Child of Fortune
- Author: Yuko Tsushima
- Translator: Geraldine Harcourt
- Language: Japanese
- Genre: Literary fiction, autofiction, I-novel
- Publisher: Kodansha (Japanese) Penguin Classics (English)
- Publication date: June 29, 1978 (Japanese) October 30, 2018 (English)
- Publication place: Japan
- Awards: Women's Literature Prize
- ISBN: 978-4061976986
- Preceded by: 歓びの島 (Island of Joy)
- Followed by: 氷原 (Ice Field)

= Child of Fortune (novel) =

1978 novel by Yuko Tsushima

Child of Fortune (寵児, Chōji) is a 1978 novel by Yūko Tsushima.

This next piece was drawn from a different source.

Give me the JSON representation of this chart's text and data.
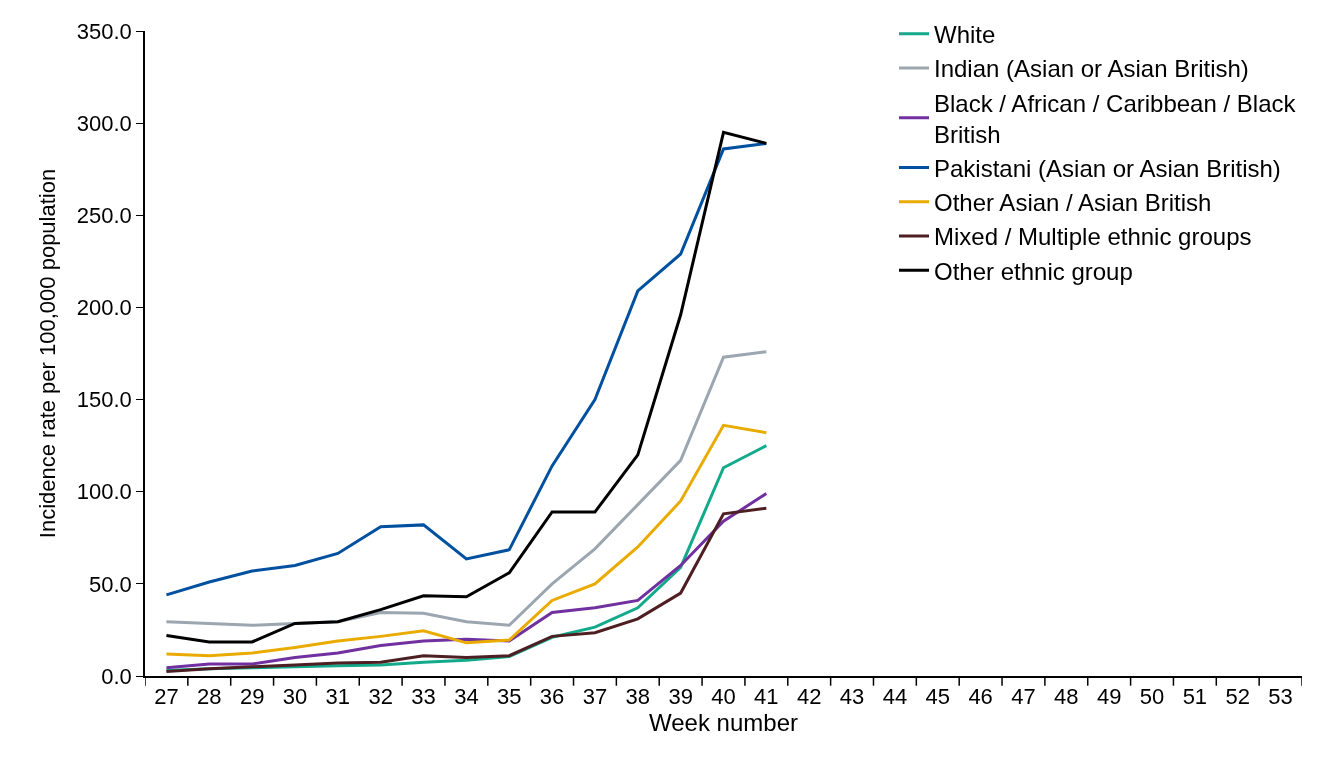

In Japan, it won the Women's Literature Prize in the same year. An English translation by Geraldine Harcourt was published in 2018 by Penguin Classics.

== Synopsis ==
The novel follows Koko, a middle-aged woman and piano teacher, who raises her 11-year-old daughter, Kayako, alone in an apartment and once again gets pregnant after a brief affair.

== Critical reception ==
The Japan Times called it "A novel at once powerfully uplifting and achingly sad" and lauded Geraldine Harcourt's "elegant translation". The Japan House in Los Angeles observed how Tsushima tackled the I-novel form with a "distinctly female spin". Abhrajyoti Chakraborty in The New Yorker cautioned against reading Tsushima's works, including Child of Fortune, through a strictly biographical lens, stating that such an approach would be "to deny her narrators a selfhood independent of society, and to deny Tsushima the freedom, as a writer, not to be conflated with her protagonists." For LitHub, Rónán Hession recommended the book in a list of books that excelled in empathetic writing.

After Harcourt's death in 2019, Newsroom wrote a tribute article on her behalf, stating that "Harcourt's translations seem to hold and carry the voices of the original, which strikes me as an unfathomable kind of magic" specifically with regard to Child of Fortune and Territory of Light.